Reference report: diesel-electric drive for freight ship ENOK
The regulations for emissions are set to become ever stricter in the coming years and the price for marine diesel will increase steadily. It’s time to rethink and to invest in more efficient drive concepts.
- 25% reduction in fuel consumption
- CO² emissions reduced by 3,082 kg
- Ideal emission values
- Considerably improved fail-safe operation of the motors
- Fast current control due to “diesel-electric power management”
- Precise manoeuvring even at speeds as low as 20 rpm
- Compact and modular devices
The stricter emission regulations in force since 2015 and the continuous increase in the price of mandatory marine diesel necessitate the development of new efficient drive concepts. A diesel-electric s ships drive make this possible but until now did not fulfil the requirements for size and weight.Many promise reductions in emissions and consumption but only few can actually keep this promise. The challenge with the freight ship ENOK, the first ship with High Torque Power-Drive (HTP), was to reduce fuel consumption by 25%. And this taking into account that the ship was 55 years old and possible problems during conversion could not be foreseen.

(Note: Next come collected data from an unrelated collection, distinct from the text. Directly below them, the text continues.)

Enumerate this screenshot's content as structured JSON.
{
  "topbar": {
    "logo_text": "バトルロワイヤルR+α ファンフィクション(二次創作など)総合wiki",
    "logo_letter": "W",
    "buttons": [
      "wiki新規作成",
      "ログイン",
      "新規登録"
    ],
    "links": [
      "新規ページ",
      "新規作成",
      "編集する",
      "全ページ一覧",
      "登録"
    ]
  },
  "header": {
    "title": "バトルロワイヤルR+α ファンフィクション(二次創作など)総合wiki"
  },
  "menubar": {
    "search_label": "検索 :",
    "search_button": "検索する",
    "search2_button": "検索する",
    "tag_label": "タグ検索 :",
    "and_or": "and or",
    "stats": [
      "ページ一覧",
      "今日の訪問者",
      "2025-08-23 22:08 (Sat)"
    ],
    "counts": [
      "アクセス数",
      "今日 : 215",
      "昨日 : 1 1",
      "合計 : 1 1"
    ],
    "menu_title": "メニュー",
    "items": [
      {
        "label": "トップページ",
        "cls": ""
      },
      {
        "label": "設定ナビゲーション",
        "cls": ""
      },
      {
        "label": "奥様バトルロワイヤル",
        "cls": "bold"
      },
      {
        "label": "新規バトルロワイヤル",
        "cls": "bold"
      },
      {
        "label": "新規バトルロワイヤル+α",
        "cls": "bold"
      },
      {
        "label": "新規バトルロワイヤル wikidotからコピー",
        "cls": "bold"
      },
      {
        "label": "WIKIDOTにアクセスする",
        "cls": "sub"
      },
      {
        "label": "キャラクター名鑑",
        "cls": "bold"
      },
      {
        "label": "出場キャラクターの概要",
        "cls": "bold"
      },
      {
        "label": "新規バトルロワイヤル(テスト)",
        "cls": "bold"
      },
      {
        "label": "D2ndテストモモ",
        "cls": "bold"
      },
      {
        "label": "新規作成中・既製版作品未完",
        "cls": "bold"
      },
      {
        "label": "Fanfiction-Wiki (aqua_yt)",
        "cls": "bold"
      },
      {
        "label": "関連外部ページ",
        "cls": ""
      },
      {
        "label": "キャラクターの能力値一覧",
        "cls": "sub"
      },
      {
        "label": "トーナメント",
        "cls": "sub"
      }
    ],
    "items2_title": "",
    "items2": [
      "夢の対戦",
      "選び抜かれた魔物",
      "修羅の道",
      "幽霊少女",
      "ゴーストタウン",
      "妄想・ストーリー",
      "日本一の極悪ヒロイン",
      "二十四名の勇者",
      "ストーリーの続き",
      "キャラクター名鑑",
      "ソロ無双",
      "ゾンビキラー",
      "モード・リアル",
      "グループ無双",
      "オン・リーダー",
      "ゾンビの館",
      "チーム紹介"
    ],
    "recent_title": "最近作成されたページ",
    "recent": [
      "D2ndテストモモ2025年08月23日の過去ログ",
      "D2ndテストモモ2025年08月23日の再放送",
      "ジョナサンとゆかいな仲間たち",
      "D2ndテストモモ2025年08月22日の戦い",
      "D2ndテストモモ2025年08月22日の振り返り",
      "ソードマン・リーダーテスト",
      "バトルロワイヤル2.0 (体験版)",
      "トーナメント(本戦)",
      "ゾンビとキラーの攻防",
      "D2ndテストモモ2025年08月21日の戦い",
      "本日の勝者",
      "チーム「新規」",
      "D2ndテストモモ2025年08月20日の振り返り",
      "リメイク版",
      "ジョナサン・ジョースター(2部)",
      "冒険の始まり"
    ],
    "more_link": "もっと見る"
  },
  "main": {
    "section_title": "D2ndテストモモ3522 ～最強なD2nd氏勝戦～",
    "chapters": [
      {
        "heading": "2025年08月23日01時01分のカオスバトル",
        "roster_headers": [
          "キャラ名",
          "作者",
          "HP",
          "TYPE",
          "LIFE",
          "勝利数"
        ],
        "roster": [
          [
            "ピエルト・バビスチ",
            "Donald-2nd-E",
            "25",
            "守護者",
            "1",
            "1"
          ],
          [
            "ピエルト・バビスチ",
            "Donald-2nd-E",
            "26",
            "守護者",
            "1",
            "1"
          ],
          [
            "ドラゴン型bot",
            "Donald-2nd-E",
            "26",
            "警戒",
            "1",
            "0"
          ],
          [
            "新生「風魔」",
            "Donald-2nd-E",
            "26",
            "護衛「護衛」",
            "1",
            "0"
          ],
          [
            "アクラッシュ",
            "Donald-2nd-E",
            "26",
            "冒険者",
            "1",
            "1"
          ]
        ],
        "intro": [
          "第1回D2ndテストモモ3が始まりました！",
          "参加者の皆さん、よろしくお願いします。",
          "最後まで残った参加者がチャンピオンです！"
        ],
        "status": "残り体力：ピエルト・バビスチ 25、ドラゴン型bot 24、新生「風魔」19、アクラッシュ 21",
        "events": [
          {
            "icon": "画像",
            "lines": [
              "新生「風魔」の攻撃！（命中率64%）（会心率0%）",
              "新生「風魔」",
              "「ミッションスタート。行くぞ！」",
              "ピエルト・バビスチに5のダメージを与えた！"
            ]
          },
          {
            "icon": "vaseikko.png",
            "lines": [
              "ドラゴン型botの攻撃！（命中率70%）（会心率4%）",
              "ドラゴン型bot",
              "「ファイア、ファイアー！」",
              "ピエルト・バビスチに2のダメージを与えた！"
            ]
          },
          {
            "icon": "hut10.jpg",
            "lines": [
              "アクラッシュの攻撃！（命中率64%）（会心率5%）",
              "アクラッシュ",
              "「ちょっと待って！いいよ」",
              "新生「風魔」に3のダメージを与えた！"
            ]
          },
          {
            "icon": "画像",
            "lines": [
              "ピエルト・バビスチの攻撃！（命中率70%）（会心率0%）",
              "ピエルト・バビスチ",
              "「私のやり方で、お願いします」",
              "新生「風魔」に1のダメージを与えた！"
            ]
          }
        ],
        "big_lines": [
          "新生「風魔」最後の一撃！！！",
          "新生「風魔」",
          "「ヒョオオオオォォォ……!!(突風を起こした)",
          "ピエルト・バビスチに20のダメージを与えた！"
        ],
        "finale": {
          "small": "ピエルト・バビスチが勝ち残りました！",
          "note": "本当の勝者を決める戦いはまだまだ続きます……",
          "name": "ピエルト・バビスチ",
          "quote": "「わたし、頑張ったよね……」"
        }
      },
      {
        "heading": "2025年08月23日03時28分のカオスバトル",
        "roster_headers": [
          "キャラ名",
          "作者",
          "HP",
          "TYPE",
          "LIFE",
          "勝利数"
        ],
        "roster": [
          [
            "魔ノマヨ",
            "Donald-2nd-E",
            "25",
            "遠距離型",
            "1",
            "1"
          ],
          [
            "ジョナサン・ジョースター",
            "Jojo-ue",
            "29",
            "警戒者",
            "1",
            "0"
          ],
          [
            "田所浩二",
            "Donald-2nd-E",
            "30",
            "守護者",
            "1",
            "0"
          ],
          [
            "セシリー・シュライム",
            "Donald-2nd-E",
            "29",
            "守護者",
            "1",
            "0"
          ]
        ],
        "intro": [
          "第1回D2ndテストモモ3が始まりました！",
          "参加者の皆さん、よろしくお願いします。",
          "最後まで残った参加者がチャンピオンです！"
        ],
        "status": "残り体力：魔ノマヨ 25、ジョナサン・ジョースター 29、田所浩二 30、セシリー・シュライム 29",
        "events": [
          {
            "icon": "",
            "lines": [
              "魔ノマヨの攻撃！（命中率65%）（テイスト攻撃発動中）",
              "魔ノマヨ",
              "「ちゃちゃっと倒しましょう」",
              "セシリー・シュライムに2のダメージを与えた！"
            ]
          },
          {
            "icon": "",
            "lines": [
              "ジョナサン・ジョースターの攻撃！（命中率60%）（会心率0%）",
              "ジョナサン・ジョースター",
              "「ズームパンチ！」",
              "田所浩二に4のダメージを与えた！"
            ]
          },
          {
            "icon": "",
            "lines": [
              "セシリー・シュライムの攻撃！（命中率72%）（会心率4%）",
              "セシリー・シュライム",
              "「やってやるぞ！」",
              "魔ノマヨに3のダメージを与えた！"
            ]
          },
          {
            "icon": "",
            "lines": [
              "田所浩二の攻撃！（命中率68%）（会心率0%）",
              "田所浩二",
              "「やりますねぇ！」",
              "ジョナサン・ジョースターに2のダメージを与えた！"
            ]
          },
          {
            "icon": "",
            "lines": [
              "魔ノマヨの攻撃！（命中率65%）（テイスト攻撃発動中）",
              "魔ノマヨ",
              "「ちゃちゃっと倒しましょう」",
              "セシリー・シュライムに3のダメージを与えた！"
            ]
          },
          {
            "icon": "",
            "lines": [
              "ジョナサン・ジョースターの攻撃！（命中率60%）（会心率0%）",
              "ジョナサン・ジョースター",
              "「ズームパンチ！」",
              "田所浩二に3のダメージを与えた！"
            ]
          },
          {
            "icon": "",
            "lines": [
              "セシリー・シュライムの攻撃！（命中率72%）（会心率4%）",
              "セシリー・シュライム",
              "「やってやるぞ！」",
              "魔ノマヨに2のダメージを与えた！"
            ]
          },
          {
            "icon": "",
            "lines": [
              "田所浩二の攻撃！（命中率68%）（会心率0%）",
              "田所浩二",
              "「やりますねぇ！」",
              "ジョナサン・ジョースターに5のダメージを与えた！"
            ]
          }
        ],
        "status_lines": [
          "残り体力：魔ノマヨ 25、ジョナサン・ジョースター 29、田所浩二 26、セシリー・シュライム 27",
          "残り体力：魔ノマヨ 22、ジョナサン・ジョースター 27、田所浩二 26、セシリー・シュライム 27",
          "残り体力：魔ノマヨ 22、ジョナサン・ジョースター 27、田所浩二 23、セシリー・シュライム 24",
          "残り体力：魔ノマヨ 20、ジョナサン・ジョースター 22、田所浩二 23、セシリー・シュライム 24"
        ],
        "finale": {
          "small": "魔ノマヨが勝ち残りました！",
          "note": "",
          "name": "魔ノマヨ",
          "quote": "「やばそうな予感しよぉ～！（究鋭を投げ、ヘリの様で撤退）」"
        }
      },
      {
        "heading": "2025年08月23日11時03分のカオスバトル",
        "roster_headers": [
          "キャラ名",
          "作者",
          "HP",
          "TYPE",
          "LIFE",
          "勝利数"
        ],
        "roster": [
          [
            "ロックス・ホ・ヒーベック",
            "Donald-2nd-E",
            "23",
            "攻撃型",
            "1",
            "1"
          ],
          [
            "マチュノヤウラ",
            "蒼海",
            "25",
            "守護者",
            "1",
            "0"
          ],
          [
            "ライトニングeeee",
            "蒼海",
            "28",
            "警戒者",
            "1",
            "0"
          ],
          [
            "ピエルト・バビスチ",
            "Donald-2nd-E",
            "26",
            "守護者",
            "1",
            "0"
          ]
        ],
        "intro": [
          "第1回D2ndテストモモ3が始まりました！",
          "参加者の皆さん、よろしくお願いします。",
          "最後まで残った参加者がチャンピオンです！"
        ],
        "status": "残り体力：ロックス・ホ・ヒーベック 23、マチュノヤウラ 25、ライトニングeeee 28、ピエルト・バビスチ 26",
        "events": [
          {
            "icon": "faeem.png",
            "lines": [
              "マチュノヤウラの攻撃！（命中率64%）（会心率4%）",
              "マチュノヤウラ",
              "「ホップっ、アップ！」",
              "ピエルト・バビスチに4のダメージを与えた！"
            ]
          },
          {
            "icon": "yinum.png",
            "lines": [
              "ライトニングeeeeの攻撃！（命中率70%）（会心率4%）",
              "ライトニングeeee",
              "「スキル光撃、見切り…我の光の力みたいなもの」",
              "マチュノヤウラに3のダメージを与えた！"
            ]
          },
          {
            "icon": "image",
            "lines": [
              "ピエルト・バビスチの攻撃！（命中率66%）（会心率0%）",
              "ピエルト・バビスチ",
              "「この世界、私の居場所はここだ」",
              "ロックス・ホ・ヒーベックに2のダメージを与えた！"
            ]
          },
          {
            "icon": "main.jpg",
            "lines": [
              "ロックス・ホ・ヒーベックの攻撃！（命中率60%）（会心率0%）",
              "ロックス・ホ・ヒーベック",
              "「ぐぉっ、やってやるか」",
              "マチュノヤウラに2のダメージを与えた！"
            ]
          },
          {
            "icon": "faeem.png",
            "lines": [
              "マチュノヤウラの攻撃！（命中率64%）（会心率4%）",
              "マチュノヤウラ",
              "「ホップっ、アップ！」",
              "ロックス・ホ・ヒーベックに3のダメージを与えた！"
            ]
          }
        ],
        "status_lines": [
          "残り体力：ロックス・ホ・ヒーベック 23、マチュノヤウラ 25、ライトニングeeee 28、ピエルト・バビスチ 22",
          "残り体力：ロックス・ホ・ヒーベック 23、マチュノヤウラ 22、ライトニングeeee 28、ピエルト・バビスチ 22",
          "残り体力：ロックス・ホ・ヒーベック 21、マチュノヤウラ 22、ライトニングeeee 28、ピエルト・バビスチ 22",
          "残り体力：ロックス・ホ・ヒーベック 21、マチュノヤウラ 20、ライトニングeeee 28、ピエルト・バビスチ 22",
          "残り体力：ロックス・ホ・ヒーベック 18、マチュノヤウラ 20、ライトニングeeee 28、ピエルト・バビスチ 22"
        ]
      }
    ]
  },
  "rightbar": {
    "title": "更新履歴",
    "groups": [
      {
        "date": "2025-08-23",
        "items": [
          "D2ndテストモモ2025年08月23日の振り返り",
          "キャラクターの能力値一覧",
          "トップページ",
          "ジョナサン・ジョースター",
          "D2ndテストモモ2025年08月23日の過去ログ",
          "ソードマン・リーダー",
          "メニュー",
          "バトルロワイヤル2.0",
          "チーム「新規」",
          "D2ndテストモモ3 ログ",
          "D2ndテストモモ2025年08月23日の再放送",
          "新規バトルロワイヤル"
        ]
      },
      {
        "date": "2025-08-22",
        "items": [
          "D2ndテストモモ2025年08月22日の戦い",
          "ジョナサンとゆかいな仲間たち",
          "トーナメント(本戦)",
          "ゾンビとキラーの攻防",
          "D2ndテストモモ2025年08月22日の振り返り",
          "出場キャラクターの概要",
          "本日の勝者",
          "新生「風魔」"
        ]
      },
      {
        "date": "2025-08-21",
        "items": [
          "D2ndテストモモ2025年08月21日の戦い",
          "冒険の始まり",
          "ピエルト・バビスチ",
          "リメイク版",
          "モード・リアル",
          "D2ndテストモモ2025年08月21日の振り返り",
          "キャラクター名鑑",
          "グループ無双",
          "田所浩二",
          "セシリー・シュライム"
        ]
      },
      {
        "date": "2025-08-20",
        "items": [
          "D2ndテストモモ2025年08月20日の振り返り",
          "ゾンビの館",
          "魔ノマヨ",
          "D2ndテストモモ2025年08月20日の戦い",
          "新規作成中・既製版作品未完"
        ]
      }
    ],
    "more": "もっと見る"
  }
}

In the converted inland waterway freight ship four diesel power units with four 230kW permanent magnet generators deliver the power for four torque motors on the ship propulsion. Several torque drives are coupled on one drive train to ensure fail-safe operation. The HTP system is considerably superior to other systems. The fast current control from ARADEX means that the power of the diesel power unit can be utilized even during acceleration time. This in turn reduces the required capacity in the DC link. The diesel power units always run at the ideal speed and therefore with high efficiency. The power units deliver only the required amount of energy. This means apart from ideal emission values a fuel consumption reduction of 25%.
Many promise savings but only few actually keep them. Claus-D. Christophel was aware of this. For this reason the ENOK started a comparison journey after the last tests had been completed. The GMS started from Torgau near to Magdeburg in Germany on 8th September 2010. The ENOK had 1230 t of wheat on board and travelled to Holland, arriving 7 days (or 69.5 hours) later in Wormerveer near to Amsterdam. With the new diesel-electric drive system total fuel consumption was 3,300 litres. Captain Koopmans had already completed the same journey in 2005 when the ENOK was driven by two diesel engines. This journey also took 7 days (67.5 hours) with a fuel consumption of 4,460 litres. The new diesel-electric drive system consumed 1,160 litres less than the old system – a saving of 26%. But not only fuel consumption was reduced; the CO² emissions were reduced by 3,082 kg.